Dale Carnegie said, “when dealing with people, let us remember we are not dealing with creatures of logic. We are dealing with creatures of emotions, creatures bristling with prejudices and motivated by pride and vanity”. Several studies have come to a conclusion that about 90 percent of the decisions we make are based on emotions. With this, fact remains that most times than not, emotions will win over logic.

I read a book one time, and the author said (not in her exact words though), that we humans are first emotional before logical. Before anything, we are first driven by emotions hence the reason why we find ourselves making silly and illogical decisions.

The ability to be rational is a skill that needs to be effectively honed, as humans we need to understand that it is imperative to apply logic and rationality into a lot of things we do and don’t even do. Here’s an example;


Think about the things that give you immediate pleasure like shopping, drugs, food, etc. yes they do bring satisfaction at that point, but for how long? You know the answer! We are a people fueled by emotions, and so it is only normal to want to do things that satisfy our emotional whims.
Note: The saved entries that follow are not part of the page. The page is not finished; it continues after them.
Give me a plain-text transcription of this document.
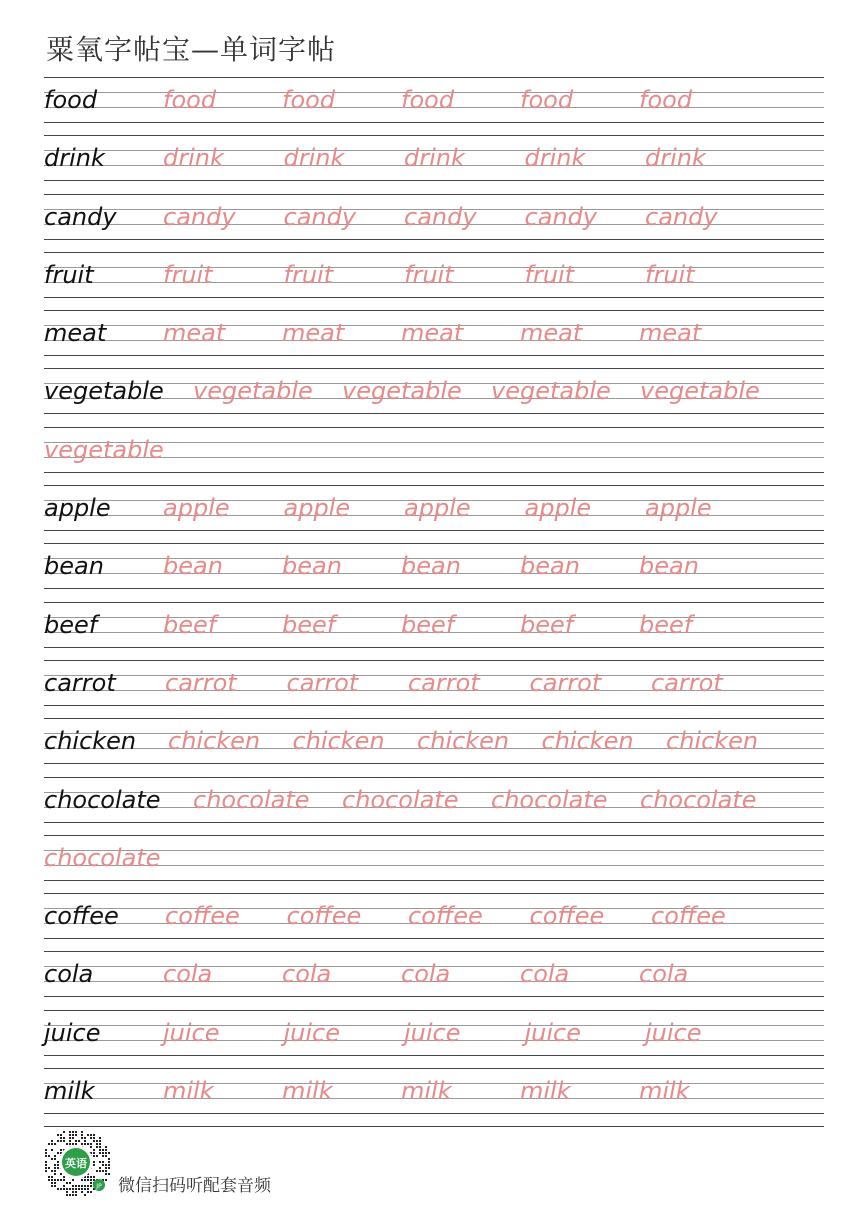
粟氧字帖宝—单词字帖
food	food	food	food	food	food
drink drink drink drink drink drink
candy candy candy candy candy candy
fruit	fruit	fruit	fruit	fruit	fruit
meat meat meat meat meat meat
vegetable vegetable vegetable vegetable vegetable
vegetable
apple apple apple apple apple apple
bean bean bean bean bean bean
beef	beef	beef	beef	beef	beef
carrot carrot carrot carrot carrot carrot
chicken chicken chicken chicken chicken chicken
chocolate chocolate chocolate chocolate chocolate
chocolate
coffee coffee coffee coffee coffee coffee
cola	cola	cola	cola	cola	cola
juice	juice	juice	juice	juice	juice
milk	milk	milk	milk	milk	milk
英语
JP 微信扫码听配套音频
We are known for our need for instant gratification; for immediate pleasure and satisfaction, and this is one of the main reasons if not the main reason we struggle with indiscipline and lack of commitment. We are so results-oriented (which isn’t exactly bad, but considering that a lot of us would just rather see results than follow due process makes it quite unhealthy), we want to see immediate results for every action we take, and it just doesn’t work that way. Of course wanting instant gratification in certain areas is perfectly normal, but when it comes to areas that require your maximum patience to achieve a goal, then you ought to let go of that desire for immediate gratification. Like Steve Harvey says “enjoy the process and quit trippin’”

In a book I once read— “atomic habits”, the author explained that one of the reasons a lot of people do not succeed in whatever they want to do or it falls through is because they want to see results immediately; they desire instant gratification not delayed gratification. This is why you see people who want to lose weight give up after one week of exercising, that is why you see a man who has big dreams fail, that is why you see a writer who publishes her articles consistently but gets no engagement quit, it’s all for one reason; they’re focused on something shallow — the need to see results immediately.

I’m a firm believer of the saying “if you want to solve a problem, you have to tackle it from the root”. How do we fight nature in us?, how do we go against human nature of needing immediate pleasure? Studies show that delayed gratification is one of the most important traits of successful people. Over time, delaying gratification will enable you achieve long term goals faster. It all starts with understanding — that we are not a people of logic, but we can always be logical when we need to be, we need to get rid of the idea of wanting to satisfy all of our emotional wants, they don’t always pay, because in the end, they make us feel happy or good for a while and disappear.

We also need to understand that instant gratifications are just that; instant. They don’t last, they don’t bring the true happiness we all are desperately searching for, whilst this is a means of explaining that we shouldn’t be overly dependent on instant gratification, there’s also emphasis on the fact that this is in no way an avenue to condemn anybody for wanting it, because after all we are humans and part of our survival is dependent on it.

Discipline will come along the line eventually, when you begin to realize that to achieve long term goals, to be successful in whatever you do, to be truly happy, you have to begin to look beyond instant pleasures, and start appreciating the bliss that comes with delayed gratification.

“True happiness is about developing habits and surrounding yourself with people who grow your soul. This allows you to move towards your greatest potential. True happiness entails delaying pleasure, and putting in the time, discipline and patience required to achieve a goal instead of feeling good now” — Aristotle.